No me importaba lo que pensara Sasuke, lo que si me importaba era que Itachi iba a vengarse de mí si lo echaban de la casa de Ino. Esto me estaba preocupando.

Traté de esconder mis brazos lo más que pude, ¿Cómo puede olvidar mi abrigo?. Todos iban a pensar que mi madre me había golpeado. Bueno tenia que sobrevivir este día.

La siguiente clase era con mi profesor favorito, me sentía tranquila de tan solo verlo. El entró al salón y a verme sonrió, le devolví la sonrisa.

—Bueno muchachos, por favor lean su libro de la página 71 a la 75 en silencio y luego les haré unas preguntas— dijo y se sentó en su escritorio—señorita Haruno, acérquese un momento.

Obediente me acerque a el.

—¿Como estás? —dijo preocupado.—Sakura, tus brazos… fue por …

—Si, descuida todo va a estar bien— le sonreí.

—De solo pensar en lo que trató de hacerte me hierve la sangre— dijo haciendo puño sus manos— tienes que denunciarlo.

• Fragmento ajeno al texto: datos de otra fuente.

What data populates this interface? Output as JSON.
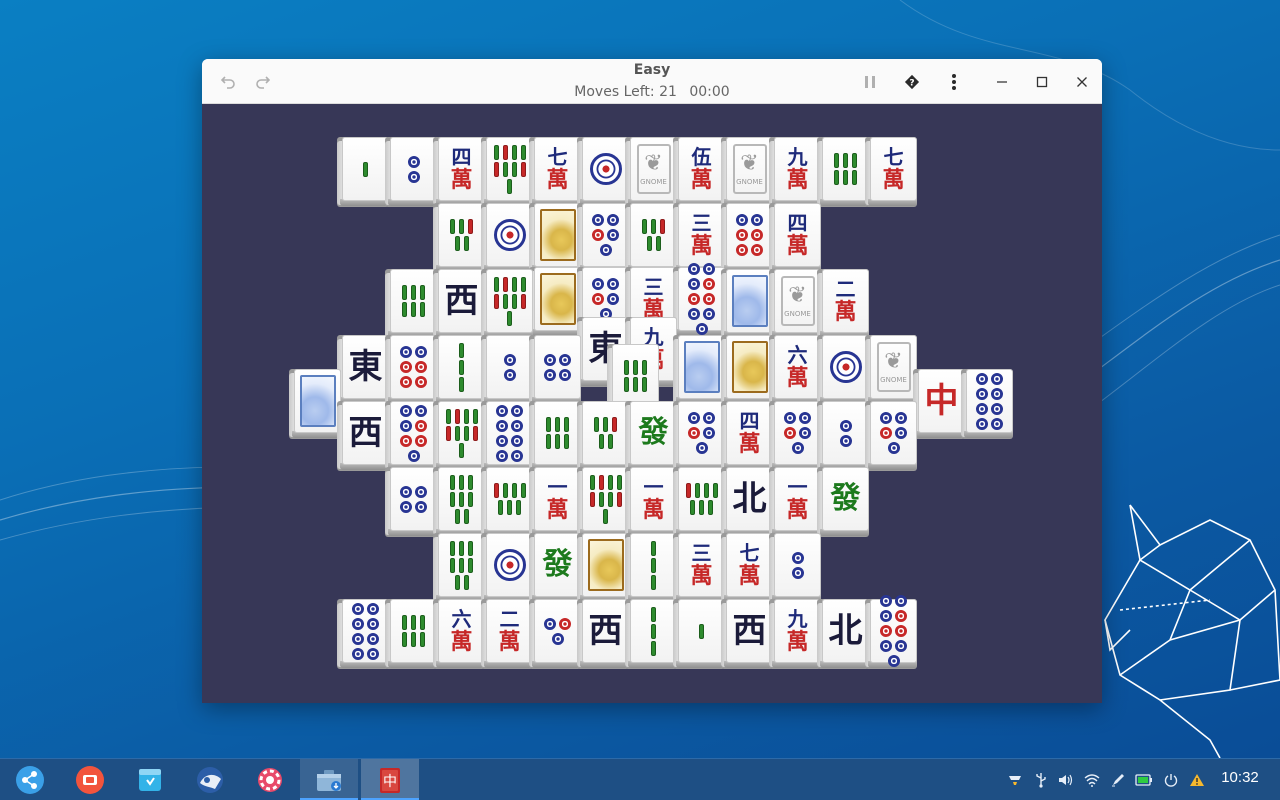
{
  "window": {
    "title": "Easy",
    "moves_label": "Moves Left: 21",
    "timer": "00:00"
  },
  "titlebar_icons": {
    "undo": "undo-icon",
    "redo": "redo-icon",
    "pause": "pause-icon",
    "hint": "hint-icon",
    "menu": "menu-icon",
    "minimize": "minimize-icon",
    "maximize": "maximize-icon",
    "close": "close-icon"
  },
  "colors": {
    "board": "#373757",
    "taskbar": "#1e4f84",
    "char_blue": "#1e2a7a",
    "char_red": "#c62828",
    "bamboo_green": "#2e8b2e"
  },
  "tiles": [
    {
      "kind": "bamboo",
      "n": 1
    },
    {
      "kind": "dots",
      "n": 2
    },
    {
      "kind": "char",
      "top": "四",
      "bot": "萬"
    },
    {
      "kind": "bamboo",
      "n": 9
    },
    {
      "kind": "char",
      "top": "七",
      "bot": "萬"
    },
    {
      "kind": "bigdot"
    },
    {
      "kind": "gnome",
      "label": "GNOME"
    },
    {
      "kind": "char",
      "top": "伍",
      "bot": "萬"
    },
    {
      "kind": "gnome",
      "label": "GNOME"
    },
    {
      "kind": "char",
      "top": "九",
      "bot": "萬"
    },
    {
      "kind": "bamboo",
      "n": 6
    },
    {
      "kind": "char",
      "top": "七",
      "bot": "萬"
    },
    {
      "kind": "bamboo",
      "n": 5
    },
    {
      "kind": "bigdot"
    },
    {
      "kind": "flower"
    },
    {
      "kind": "dots",
      "n": 5
    },
    {
      "kind": "bamboo",
      "n": 5
    },
    {
      "kind": "char",
      "top": "三",
      "bot": "萬"
    },
    {
      "kind": "dots",
      "n": 6
    },
    {
      "kind": "char",
      "top": "四",
      "bot": "萬"
    },
    {
      "kind": "bamboo",
      "n": 6
    },
    {
      "kind": "honor",
      "text": "西"
    },
    {
      "kind": "bamboo",
      "n": 9
    },
    {
      "kind": "flower"
    },
    {
      "kind": "dots",
      "n": 5
    },
    {
      "kind": "char",
      "top": "三",
      "bot": "萬"
    },
    {
      "kind": "dots",
      "n": 9
    },
    {
      "kind": "season"
    },
    {
      "kind": "gnome",
      "label": "GNOME"
    },
    {
      "kind": "char",
      "top": "二",
      "bot": "萬"
    },
    {
      "kind": "season"
    },
    {
      "kind": "honor",
      "text": "東"
    },
    {
      "kind": "dots",
      "n": 6
    },
    {
      "kind": "bamboo",
      "n": 3
    },
    {
      "kind": "dots",
      "n": 2
    },
    {
      "kind": "dots",
      "n": 4
    },
    {
      "kind": "honor",
      "text": "東"
    },
    {
      "kind": "char",
      "top": "九",
      "bot": "萬"
    },
    {
      "kind": "season"
    },
    {
      "kind": "flower"
    },
    {
      "kind": "char",
      "top": "六",
      "bot": "萬"
    },
    {
      "kind": "bigdot"
    },
    {
      "kind": "gnome",
      "label": "GNOME"
    },
    {
      "kind": "red",
      "text": "中"
    },
    {
      "kind": "dots",
      "n": 8
    },
    {
      "kind": "bamboo",
      "n": 6
    },
    {
      "kind": "honor",
      "text": "西"
    },
    {
      "kind": "dots",
      "n": 7
    },
    {
      "kind": "bamboo",
      "n": 9
    },
    {
      "kind": "dots",
      "n": 8
    },
    {
      "kind": "bamboo",
      "n": 6
    },
    {
      "kind": "bamboo",
      "n": 5
    },
    {
      "kind": "green",
      "text": "發"
    },
    {
      "kind": "dots",
      "n": 5
    },
    {
      "kind": "char",
      "top": "四",
      "bot": "萬"
    },
    {
      "kind": "dots",
      "n": 5
    },
    {
      "kind": "dots",
      "n": 2
    },
    {
      "kind": "dots",
      "n": 5
    },
    {
      "kind": "dots",
      "n": 4
    },
    {
      "kind": "bamboo",
      "n": 8
    },
    {
      "kind": "bamboo",
      "n": 7
    },
    {
      "kind": "char",
      "top": "一",
      "bot": "萬"
    },
    {
      "kind": "bamboo",
      "n": 9
    },
    {
      "kind": "char",
      "top": "一",
      "bot": "萬"
    },
    {
      "kind": "bamboo",
      "n": 7
    },
    {
      "kind": "honor",
      "text": "北"
    },
    {
      "kind": "char",
      "top": "一",
      "bot": "萬"
    },
    {
      "kind": "green",
      "text": "發"
    },
    {
      "kind": "bamboo",
      "n": 8
    },
    {
      "kind": "bigdot"
    },
    {
      "kind": "green",
      "text": "發"
    },
    {
      "kind": "flower"
    },
    {
      "kind": "bamboo",
      "n": 3
    },
    {
      "kind": "char",
      "top": "三",
      "bot": "萬"
    },
    {
      "kind": "char",
      "top": "七",
      "bot": "萬"
    },
    {
      "kind": "dots",
      "n": 2
    },
    {
      "kind": "dots",
      "n": 8
    },
    {
      "kind": "bamboo",
      "n": 6
    },
    {
      "kind": "char",
      "top": "六",
      "bot": "萬"
    },
    {
      "kind": "char",
      "top": "二",
      "bot": "萬"
    },
    {
      "kind": "dots",
      "n": 3
    },
    {
      "kind": "honor",
      "text": "西"
    },
    {
      "kind": "bamboo",
      "n": 3
    },
    {
      "kind": "bamboo",
      "n": 1
    },
    {
      "kind": "honor",
      "text": "西"
    },
    {
      "kind": "char",
      "top": "九",
      "bot": "萬"
    },
    {
      "kind": "honor",
      "text": "北"
    },
    {
      "kind": "dots",
      "n": 9
    }
  ],
  "taskbar": {
    "apps": [
      "launcher-icon",
      "screen-recorder-icon",
      "app-store-icon",
      "mail-icon",
      "settings-icon",
      "files-icon",
      "mahjongg-icon"
    ],
    "tray": [
      "network-status-icon",
      "usb-icon",
      "volume-icon",
      "wifi-icon",
      "pen-icon",
      "battery-icon",
      "power-icon",
      "warning-icon"
    ],
    "clock": "10:32"
  }
}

—No no puedo… él sabe de nosotros y puede hablar, también Ino me hizo decirle y creo que lo echarán de la casa. Es mejor dejarlo así.

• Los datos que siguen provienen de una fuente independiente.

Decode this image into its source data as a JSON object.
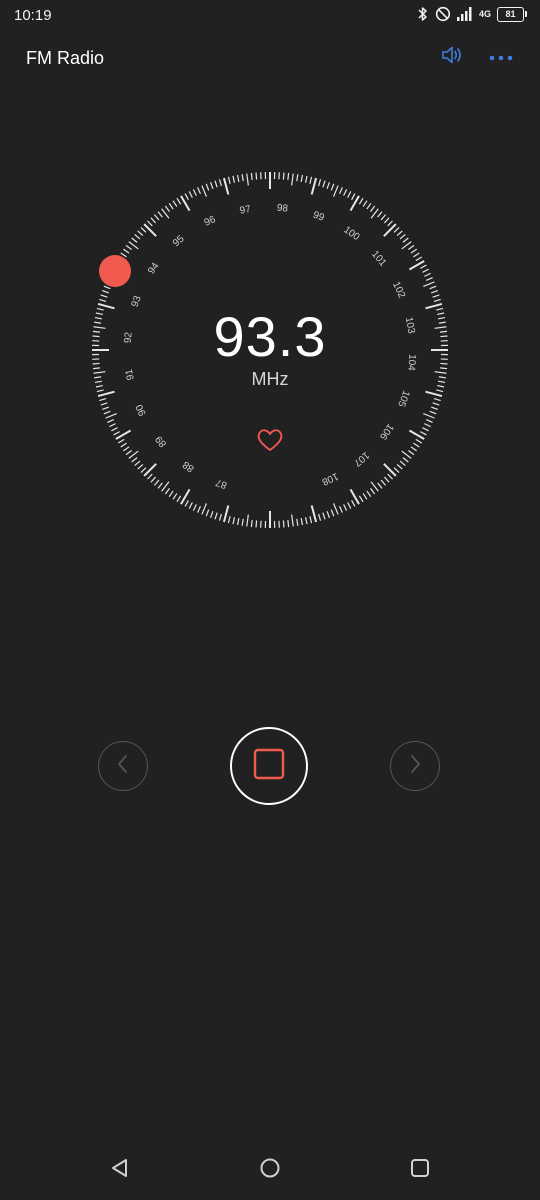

—Bueno, lo haremos a tu modo, pero ten cuidado por favor… ya puedes regresar a tu lugar… te amo—susurró.

—También te amo— susurré y me fui a sentar a mi lugar.

El día pasó lento. Ya no aguantaba por irme a mi casa. Mi madre… se me había olvidado, me había peleado con ella... Iré al Spa para ayudarla y disculparme.

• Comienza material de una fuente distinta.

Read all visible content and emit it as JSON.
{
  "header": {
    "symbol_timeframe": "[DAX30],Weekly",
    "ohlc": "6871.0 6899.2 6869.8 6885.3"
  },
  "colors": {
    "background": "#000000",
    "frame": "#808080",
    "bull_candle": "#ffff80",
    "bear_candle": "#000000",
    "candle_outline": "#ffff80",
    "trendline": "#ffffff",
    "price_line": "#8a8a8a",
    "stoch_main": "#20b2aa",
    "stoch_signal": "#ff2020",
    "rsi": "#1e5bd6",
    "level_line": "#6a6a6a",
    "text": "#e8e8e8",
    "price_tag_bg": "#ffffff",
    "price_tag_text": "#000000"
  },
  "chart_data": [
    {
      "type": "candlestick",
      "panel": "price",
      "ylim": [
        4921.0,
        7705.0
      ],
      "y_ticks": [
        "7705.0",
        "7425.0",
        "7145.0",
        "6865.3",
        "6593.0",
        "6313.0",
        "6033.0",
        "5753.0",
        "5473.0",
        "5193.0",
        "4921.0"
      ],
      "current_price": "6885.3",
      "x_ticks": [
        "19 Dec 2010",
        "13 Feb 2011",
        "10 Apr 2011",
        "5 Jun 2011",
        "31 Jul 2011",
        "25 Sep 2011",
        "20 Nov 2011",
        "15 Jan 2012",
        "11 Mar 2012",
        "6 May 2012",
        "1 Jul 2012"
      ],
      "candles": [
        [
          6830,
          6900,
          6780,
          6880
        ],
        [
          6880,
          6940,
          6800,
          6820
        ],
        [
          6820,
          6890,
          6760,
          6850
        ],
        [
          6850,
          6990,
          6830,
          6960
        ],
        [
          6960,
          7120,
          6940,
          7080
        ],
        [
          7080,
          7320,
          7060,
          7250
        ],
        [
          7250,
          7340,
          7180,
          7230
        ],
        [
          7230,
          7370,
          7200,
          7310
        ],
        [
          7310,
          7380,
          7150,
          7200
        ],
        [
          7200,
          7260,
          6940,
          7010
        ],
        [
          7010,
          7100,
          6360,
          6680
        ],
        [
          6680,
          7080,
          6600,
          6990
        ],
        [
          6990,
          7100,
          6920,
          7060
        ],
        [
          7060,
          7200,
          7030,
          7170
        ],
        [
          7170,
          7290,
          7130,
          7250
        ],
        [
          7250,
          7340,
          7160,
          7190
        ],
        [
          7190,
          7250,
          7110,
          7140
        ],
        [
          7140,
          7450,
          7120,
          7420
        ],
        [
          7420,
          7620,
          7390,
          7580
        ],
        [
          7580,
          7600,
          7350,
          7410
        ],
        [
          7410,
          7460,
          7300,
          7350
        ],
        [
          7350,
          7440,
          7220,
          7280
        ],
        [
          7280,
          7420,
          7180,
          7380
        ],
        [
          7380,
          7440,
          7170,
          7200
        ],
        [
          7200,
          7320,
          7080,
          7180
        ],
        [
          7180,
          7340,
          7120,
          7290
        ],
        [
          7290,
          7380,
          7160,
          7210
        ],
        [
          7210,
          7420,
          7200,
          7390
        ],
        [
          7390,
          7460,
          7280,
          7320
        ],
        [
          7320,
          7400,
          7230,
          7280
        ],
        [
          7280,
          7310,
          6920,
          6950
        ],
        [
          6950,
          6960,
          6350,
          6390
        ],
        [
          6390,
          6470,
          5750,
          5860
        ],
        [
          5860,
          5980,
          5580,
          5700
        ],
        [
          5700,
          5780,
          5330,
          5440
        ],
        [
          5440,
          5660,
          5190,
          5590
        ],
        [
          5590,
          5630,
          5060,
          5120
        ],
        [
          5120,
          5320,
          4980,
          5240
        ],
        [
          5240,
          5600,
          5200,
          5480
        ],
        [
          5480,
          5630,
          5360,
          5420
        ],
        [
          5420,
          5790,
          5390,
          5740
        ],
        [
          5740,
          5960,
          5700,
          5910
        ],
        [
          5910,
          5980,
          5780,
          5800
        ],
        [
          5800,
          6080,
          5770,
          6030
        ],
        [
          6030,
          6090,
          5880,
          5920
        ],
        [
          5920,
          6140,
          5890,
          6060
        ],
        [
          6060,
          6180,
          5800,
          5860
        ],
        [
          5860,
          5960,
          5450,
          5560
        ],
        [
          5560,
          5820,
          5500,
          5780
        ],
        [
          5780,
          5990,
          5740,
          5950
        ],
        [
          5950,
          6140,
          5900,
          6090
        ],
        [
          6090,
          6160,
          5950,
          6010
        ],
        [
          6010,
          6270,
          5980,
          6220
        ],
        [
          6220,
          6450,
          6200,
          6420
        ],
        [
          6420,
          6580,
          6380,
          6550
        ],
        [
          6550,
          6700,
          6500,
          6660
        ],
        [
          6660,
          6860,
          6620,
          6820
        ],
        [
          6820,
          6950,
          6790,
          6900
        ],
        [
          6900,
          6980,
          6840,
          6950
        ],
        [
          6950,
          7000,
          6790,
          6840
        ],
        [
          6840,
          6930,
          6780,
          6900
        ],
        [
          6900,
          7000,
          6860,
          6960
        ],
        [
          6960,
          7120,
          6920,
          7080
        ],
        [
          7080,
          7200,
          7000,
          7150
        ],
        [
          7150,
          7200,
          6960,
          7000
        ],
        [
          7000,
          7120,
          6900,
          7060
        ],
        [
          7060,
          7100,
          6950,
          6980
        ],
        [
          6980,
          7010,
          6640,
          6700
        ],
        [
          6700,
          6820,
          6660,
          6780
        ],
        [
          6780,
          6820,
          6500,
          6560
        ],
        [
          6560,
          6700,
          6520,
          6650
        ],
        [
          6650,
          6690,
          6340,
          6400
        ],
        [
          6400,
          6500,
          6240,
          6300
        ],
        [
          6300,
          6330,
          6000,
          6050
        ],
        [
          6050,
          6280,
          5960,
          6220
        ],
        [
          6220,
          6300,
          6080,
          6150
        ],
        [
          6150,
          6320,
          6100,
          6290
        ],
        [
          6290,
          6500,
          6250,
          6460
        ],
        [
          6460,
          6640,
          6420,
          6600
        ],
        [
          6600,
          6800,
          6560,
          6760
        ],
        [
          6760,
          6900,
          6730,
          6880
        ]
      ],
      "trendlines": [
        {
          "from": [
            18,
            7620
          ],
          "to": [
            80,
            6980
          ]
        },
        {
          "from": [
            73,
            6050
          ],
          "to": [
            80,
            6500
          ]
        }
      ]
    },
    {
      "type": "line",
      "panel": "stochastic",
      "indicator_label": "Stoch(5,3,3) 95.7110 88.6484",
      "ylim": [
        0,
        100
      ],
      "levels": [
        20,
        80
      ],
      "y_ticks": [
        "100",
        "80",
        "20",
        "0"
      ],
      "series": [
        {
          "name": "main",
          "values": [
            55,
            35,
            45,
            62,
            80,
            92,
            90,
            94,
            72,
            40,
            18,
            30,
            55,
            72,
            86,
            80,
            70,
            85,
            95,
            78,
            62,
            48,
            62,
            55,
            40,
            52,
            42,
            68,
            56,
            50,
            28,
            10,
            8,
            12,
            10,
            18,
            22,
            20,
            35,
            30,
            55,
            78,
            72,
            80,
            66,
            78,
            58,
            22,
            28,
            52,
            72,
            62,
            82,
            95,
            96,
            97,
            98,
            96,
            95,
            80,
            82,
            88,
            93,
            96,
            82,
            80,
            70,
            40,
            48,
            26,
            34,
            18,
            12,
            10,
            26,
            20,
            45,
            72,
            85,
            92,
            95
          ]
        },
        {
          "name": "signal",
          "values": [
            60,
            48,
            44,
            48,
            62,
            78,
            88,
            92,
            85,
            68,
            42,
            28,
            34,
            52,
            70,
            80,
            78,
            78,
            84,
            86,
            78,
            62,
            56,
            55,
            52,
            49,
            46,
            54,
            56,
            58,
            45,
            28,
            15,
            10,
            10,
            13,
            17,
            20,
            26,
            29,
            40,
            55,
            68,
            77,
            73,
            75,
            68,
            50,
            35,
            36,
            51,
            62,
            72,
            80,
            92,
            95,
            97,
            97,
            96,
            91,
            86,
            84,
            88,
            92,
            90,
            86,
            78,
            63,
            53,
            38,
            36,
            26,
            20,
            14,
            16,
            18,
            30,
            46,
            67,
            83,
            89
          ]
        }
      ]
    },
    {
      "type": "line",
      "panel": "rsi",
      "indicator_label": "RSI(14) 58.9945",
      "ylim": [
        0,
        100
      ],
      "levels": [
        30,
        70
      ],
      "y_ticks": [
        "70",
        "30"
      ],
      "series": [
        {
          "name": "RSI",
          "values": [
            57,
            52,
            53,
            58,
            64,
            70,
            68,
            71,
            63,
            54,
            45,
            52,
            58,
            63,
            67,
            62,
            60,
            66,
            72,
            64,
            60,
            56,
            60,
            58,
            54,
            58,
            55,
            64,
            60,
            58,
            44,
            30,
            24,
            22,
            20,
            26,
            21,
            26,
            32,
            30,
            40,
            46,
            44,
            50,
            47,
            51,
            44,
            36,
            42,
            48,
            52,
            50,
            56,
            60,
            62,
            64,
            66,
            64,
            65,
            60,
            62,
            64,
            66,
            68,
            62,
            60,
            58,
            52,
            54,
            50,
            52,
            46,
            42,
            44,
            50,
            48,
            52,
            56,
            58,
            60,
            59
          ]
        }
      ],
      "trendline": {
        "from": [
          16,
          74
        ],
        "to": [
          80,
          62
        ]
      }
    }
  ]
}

Al sonar la campana salí corriendo del instituto. No tardé en llegar a casa. La puerta estaba con llave, mi madre no estaba. Entré y me fui a cambiar de ropa, luego me fui directamente al spa.

—Madre—dije entrando al spa.

—La señora Tsunade está en una sesión con una clienta, Sakura, no tardará—dijo Shizune.

—Ok, gracias Shizune.

Me senté en el recibidor y comencé a revisar las citas y a contestar llamadas de clientes. Al poco tiempo mi madre salió de una de las habitaciones.

—Mamá… vine a decirte que…—ella me interrumpió y me indicó que pasaramos a una de las habitaciones.

Entramos y ella cerró la me abrazó.

—Sakura,hija… perdóname, tenías razón, no te pongo mucha atención y por mi culpa casi te violan...—dijo Tsunade comenzando a llorar.

—No te preocupes, nadie lo hubiera imaginado… no llores. Perdoname por haberte hablado así, te quiero mamá.

Ambas permanecimos abrazadas un buen rato y luego de limpiarnos las lágrimas salimos para empezar a trabajar. A veces así se liman las asperezas.

Narra Ino

Ese bastardo me las va a pagar. Le diré a mis padres que clase de persona es. Mi pobre amiga. No me puedo imaginar que pudo haber sentido. Estoy tan enojada.

Legué a mi casa y ahí estaban mis padres.

—Mamá, papá, tengo que hablar con ustedes de algo delicado.

—Si, hija ¿Que pasa?—dijeron ambos.

—Itachi trató de abusar de mi amiga Sakura— dije consternada.

—¿Qué dices hija… tu primo?—preguntó mi madre horrorizada.

—Si, mamá.

—Esto es algo muy serio—dijo mi padre molesto—se tiene que ir de la casa. Tengo que hablar con mi hermano Fugaku.